NPU is the process unit which is dedicated to neural network. It is designed to accelerate the neural network arithmetic in field of AI (artificial intelligence) such as machine vision and natural language processing. The variety of applications for AI is expanding, and currently provides functionality in a variety of areas, including face tracking as well as gesture and body tracking, image classification, video surveillance, automatic speech recognition (ASR) and advanced driver assistance systems (ADAS).
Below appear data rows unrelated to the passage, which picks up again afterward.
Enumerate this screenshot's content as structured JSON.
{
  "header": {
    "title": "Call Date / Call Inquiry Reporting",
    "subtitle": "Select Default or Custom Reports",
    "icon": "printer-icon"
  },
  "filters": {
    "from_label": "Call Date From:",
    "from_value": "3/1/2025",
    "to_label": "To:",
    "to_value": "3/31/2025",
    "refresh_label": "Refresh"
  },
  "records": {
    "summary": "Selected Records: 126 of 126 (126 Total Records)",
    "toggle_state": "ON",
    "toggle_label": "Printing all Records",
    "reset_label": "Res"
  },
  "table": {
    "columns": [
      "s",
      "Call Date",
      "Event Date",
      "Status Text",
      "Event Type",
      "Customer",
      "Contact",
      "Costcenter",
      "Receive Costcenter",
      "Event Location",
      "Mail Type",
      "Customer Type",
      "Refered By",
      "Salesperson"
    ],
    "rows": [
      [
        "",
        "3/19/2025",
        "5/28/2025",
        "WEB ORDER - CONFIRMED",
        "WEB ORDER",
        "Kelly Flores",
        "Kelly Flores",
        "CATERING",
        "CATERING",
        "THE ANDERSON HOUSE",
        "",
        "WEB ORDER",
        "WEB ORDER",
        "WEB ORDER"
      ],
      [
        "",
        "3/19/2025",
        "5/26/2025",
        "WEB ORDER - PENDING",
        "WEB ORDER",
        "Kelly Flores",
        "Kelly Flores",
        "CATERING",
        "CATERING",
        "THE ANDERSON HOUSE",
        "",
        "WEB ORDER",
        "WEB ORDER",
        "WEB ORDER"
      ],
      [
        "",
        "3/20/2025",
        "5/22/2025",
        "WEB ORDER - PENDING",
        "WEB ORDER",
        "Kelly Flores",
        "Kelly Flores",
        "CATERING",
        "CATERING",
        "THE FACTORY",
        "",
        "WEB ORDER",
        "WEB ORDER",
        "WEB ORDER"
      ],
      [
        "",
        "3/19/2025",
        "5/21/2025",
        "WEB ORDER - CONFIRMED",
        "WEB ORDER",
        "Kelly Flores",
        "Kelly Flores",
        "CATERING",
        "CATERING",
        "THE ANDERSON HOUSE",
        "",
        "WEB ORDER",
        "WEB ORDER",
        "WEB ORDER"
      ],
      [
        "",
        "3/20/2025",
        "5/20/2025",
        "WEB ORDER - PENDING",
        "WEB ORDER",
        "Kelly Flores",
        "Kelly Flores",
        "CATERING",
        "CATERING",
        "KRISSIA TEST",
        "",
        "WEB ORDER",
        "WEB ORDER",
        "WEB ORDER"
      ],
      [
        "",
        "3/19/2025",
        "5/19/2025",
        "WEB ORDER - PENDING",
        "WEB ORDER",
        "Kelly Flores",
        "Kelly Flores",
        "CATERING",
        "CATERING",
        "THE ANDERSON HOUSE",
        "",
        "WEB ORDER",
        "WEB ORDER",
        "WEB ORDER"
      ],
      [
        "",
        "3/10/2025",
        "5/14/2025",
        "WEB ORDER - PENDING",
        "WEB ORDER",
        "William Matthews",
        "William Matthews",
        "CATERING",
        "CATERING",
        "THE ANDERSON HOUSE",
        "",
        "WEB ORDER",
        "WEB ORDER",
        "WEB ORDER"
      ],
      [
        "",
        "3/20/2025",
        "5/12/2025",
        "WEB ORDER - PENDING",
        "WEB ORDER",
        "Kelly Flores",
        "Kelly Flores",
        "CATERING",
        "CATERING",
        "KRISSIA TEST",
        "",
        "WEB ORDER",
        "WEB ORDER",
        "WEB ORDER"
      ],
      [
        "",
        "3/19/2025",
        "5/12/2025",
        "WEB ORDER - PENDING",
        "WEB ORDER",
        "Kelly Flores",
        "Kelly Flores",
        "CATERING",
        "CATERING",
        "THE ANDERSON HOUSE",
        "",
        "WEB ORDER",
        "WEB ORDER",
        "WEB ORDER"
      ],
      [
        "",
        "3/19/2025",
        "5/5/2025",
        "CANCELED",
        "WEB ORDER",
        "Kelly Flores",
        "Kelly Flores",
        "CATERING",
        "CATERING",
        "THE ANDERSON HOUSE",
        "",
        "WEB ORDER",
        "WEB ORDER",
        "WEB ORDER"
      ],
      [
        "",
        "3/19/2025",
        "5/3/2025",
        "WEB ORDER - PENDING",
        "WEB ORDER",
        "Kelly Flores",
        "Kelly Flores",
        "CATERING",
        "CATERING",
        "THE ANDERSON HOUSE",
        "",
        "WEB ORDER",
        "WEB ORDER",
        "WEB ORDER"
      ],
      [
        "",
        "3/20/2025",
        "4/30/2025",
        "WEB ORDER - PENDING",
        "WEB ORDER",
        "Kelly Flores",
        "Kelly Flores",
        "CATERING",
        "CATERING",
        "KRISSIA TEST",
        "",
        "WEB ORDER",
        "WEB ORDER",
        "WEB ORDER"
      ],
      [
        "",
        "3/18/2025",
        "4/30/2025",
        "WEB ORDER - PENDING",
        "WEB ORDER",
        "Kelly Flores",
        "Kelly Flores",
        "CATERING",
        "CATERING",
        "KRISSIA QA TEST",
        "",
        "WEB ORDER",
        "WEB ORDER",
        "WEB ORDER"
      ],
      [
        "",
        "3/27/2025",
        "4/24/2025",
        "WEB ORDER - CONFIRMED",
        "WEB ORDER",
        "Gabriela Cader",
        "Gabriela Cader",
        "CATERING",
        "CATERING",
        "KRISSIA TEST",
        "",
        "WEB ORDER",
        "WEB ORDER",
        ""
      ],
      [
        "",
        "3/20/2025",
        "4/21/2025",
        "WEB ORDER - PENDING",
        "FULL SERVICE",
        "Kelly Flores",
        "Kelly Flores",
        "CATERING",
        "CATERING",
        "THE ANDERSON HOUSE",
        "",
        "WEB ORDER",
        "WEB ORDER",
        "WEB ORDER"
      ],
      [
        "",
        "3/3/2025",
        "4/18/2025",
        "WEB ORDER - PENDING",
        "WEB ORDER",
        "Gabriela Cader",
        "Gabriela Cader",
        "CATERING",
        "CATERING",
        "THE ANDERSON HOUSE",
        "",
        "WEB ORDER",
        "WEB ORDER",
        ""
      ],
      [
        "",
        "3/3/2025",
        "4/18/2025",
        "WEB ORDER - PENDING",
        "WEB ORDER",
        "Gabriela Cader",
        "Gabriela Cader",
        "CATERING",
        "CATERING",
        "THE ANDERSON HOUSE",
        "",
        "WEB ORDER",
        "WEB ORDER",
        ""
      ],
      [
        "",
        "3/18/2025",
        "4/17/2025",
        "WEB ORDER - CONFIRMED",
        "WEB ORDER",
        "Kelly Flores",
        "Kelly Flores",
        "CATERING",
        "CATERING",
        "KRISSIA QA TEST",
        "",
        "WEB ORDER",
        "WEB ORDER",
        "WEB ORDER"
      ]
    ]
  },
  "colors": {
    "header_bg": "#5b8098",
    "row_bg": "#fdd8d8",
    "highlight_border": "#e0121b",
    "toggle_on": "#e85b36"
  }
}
NPU in RK3399pro supports the following features:

Host interface

  • 32bit AHB interface used for configuration only support single
  • 128bit AXI interface used to fetch data from memory

Neural Network

  • Support integer 8, integer 16, float 16 convolution operation
  • 1920 MAD (multiply-add units) per cycle (int 8)
  • 192 MAD per cycle (int 16)
  • 64 MAD per cycle (float 16)
  • Support Liner, MIMO, Fully Connected, Fully Convolution
  • Unlimited network size (bound by system resource)
  • Inference Engine : TensorFlow backend, OpenCl, OpenVX, Android NN backend
  • Support network sparse coefficient decompression
  • Support Max, average pooling
  • Max pooling support 2x2, 3x3, stride <= min(input width, input height)
  • Local average pooling size <= 11x11
  • Support unpooling
  • Support batch normalize, l2 normalize, l2 normalize scale, local response normalize
  • Support region proposal
  • Support permute, reshape, concat, depth to space, space to depth, flatten, reorg, squeeze and split
  • Support priorbox layer
  • Support Non-max Suppression
  • Support ROI pooling
  • Convolution size NXN , N <=11*stride, stride <= min(input width, input height)
  • Support dilate convolution, N <=11*stride, stride <= min(input width, input height), dilation <1024
  • Support de-convolution, N <=11*stride, stride <= min(input width, input height)
  • Support Elementwise addition, div, floor, max, mul, scale, sub
  • Support elu, leaky_relu, prelu, relu, relu1, relu6, sigmod, softmax, tanh
  • Support LSTM, RNN
  • Support channel shuffle
  • Support dequantize, dropout.
  • Include embedded lookup table
  • Support hashtable lookup
  • Support lsh projection
  • Support svdf
  • Support reserve


Rk3399pro npu block diagram.png

Neural Network Engine

As the unit name, NN Engine is the main process unit for Neural Network arithmetic. This unit Provides parallel convolution MAC for recognition functions and int8, int16 and fp16 are supported. Active functions and pooling such as leaky_relu, relu, relu1, relu6, sigmod, tanh are also processed in NN Engine. So NN Engine is mainly serve for convolution neural network and fully connected network.

Vector Processing Unit

Vector Processing Unit can be the supplement for NN Engine. The programmable SIMD processor unit is included which perform as a Compute Unit for OpenCL. VPU provides advanced image processing functions. For example, in one cycle, VPU can perform one MUL/ADD instruction or a dot product of two 16-component values. Most element wise operations and matrix operations are processed in VPU.